Stars & Métiers : l'artisanat français prisé à l'étranger
Les lauréats Stars & Métiers 2014 démontrent qu’une entreprise artisanale qui réussit, s’appuie sur l’exigence d’un travail de qualité, sait renouveler son offre aux consommateurs et peut se développer à l’international malgré un climat économique morose.
Si chacun des huit artisans récompensés ont su placer au cœur de leur entreprise le capital humain, la moitié d'entre eux peuvent se venter d'avoir su faire reconnaître à l'étranger leur savoir-faire français.
Ces lauréats offrent une mosaïque vivante de la richesse et du dynamisme de l’artisanat français moderne et sont une vitrine parfaite du Made in France.
N'oublions pas que l’artisanat est le premier employeur de France. Avec 3,1 millions d’actifs, il génère plus de 300 milliards d’euros de chiffre d’affaires par an. Comme le souligne si bien le fond national de promotion et de communication de l'artisanat, "L'artisanat occupe une place prépondérante dans l'économie française. Il est le dépositaire de traditions anciennes, de techniques éprouvées, d'une culture qu'il enrichit et adapte au gré des évolutions de la société et des goût de sa clientèle".
Du machinisme agricole à la cristallerie d'art, l'artisanat français s'exporte :
- Alain Dorez, à la tête d'une entreprise familiale qui accompagne les mutations agricoles depuis six générations, l’Atelier Dorez, basé à Dampierre (Aube) et récompensé pour ses innovations technologiques dans le domaine du machinisme agricole.
Dans les années cinquante, quand les tracteurs remplacent les chevaux partout en France, le grand-père maréchal-ferrant se reconvertit dans la vente et la réparation de machines agricoles. En quelques décennies, l’entreprise s’impose comme le principal partenaire des céréaliers et producteurs de pomme de terre de Champagne-Ardenne. Pour accompagner le développement de l’entreprise familiale, Alain et son père créent, en 1989, l’« Atelier Dorez ». C’est le début d’une nouvelle aventure : pendant la basse saison, Alain conçoit des prototypes d’engins agricoles innovants et adapte des machines dans l’objectif d’améliorer le quotidien des agriculteurs de la région. C’est là que naît le fleuron de l’atelier Dorez : une station mobile de triage et protection des semences (photo). A l’heure où le marché des graines s’internationalise, Alain fait le pari fou de la filière courte. Un modèle dans lequel l’agriculteur fait valoir son droit séculaire à re-semer ses propres semences, pour en maîtriser l’origine et la qualité. Dès sa commercialisation en France, fin des années 80, la station mobile agraire remporte un énorme succès auprès des groupements d’agriculteurs et coopératives. Mais Alain Dorez veut aller plus loin. En 2004, il teste des pompes-doseuses gérées électroniquement pour l’application des produits phytosanitaires. Un système qui limite les manipulations par l’homme, évite le rejet de poussières dans l’environnement et surtout, permet d’importantes économies en améliorant nettement la précision du dosage selon le volume de semences à traiter. Après plusieurs années d’expérimentation et deux brevets déposés, la nouvelle machine, présentée en 2009 au Salon International du Machinisme Agricole remporte un grand succès : en quatre ans, le chiffre d’affaires croît d’un tiers.

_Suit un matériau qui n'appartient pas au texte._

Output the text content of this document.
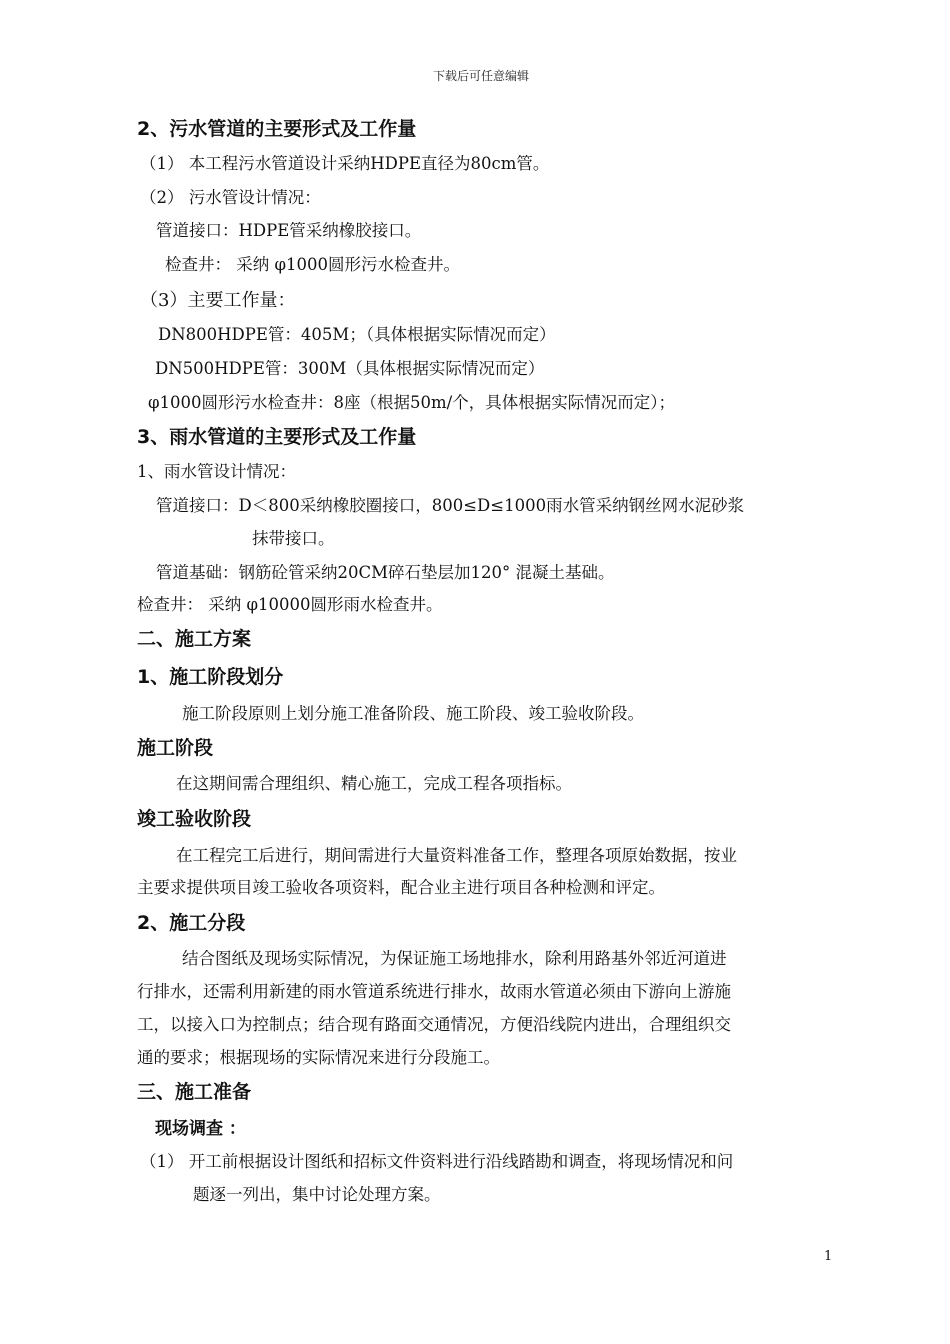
下载后可任意编辑
2、污水管道的主要形式及工作量
（1） 本工程污水管道设计采纳HDPE直径为80cm管。
（2） 污水管设计情况：
管道接口：HDPE管采纳橡胶接口。
检查井： 采纳 φ1000圆形污水检查井。
（3）主要工作量：
DN800HDPE管：405M；（具体根据实际情况而定）
DN500HDPE管：300M（具体根据实际情况而定）
φ1000圆形污水检查井：8座（根据50m/个，具体根据实际情况而定）；
3、雨水管道的主要形式及工作量
1、雨水管设计情况：
管道接口：D＜800采纳橡胶圈接口，800≤D≤1000雨水管采纳钢丝网水泥砂浆
抹带接口。
管道基础：钢筋砼管采纳20CM碎石垫层加120° 混凝土基础。
检查井： 采纳 φ10000圆形雨水检查井。
二、施工方案
1、施工阶段划分
施工阶段原则上划分施工准备阶段、施工阶段、竣工验收阶段。
施工阶段
在这期间需合理组织、精心施工，完成工程各项指标。
竣工验收阶段
在工程完工后进行，期间需进行大量资料准备工作，整理各项原始数据，按业
主要求提供项目竣工验收各项资料，配合业主进行项目各种检测和评定。
2、施工分段
结合图纸及现场实际情况，为保证施工场地排水，除利用路基外邻近河道进
行排水，还需利用新建的雨水管道系统进行排水，故雨水管道必须由下游向上游施
工，以接入口为控制点；结合现有路面交通情况，方便沿线院内进出，合理组织交
通的要求；根据现场的实际情况来进行分段施工。
三、施工准备
现场调查 ：
（1） 开工前根据设计图纸和招标文件资料进行沿线踏勘和调查，将现场情况和问
题逐一列出，集中讨论处理方案。
1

Aujourd’hui la station se vend déjà en Europe, en Russie et en Afrique, et les perspectives de développement dans les pays émergents sont fortes !
- Martine Mauger-Matray, chef de l’entreprise HTI Services, basée à Saint-Gérand-Le-Puy (Allier) et récompensée pour sa stratégie globale d’innovation dans le domaine de la conception et l’assemblage de flexibles haute technologie.
En reprenant HTI Services en 2011, Frédéric Mauger perçoit le fort potentiel de cette entreprise artisanale auvergnate qui fournit des flexibles haute sécurité à l’industrie agroalimentaire, cosmétique, pharmaceutique,chimique. A la disparition de son époux, Martine Mauger (à gauche de la photo) reprend les rênes, poursuit le dessein de son mari et se prend de passion pour l’entreprise et ses hommes. Mettant son emploi de professeur des écoles entre parenthèses, elle accélère la structuration de l’activité, instaure une démarche-qualité partagée par l’ensemble du personnel et crée des outils de pilotage permettant d’ évaluer en permanence la rentabilité et la performance de l’entreprise. Côté marketing, l’entreprise se dote d’un outil de relation client, crée un catalogue pour mettre en valeur ses 3 500 produits et s’assure une présence sur les salons-clés du secteur. Un site internet bilingue est développé, deux commerciaux recrutés.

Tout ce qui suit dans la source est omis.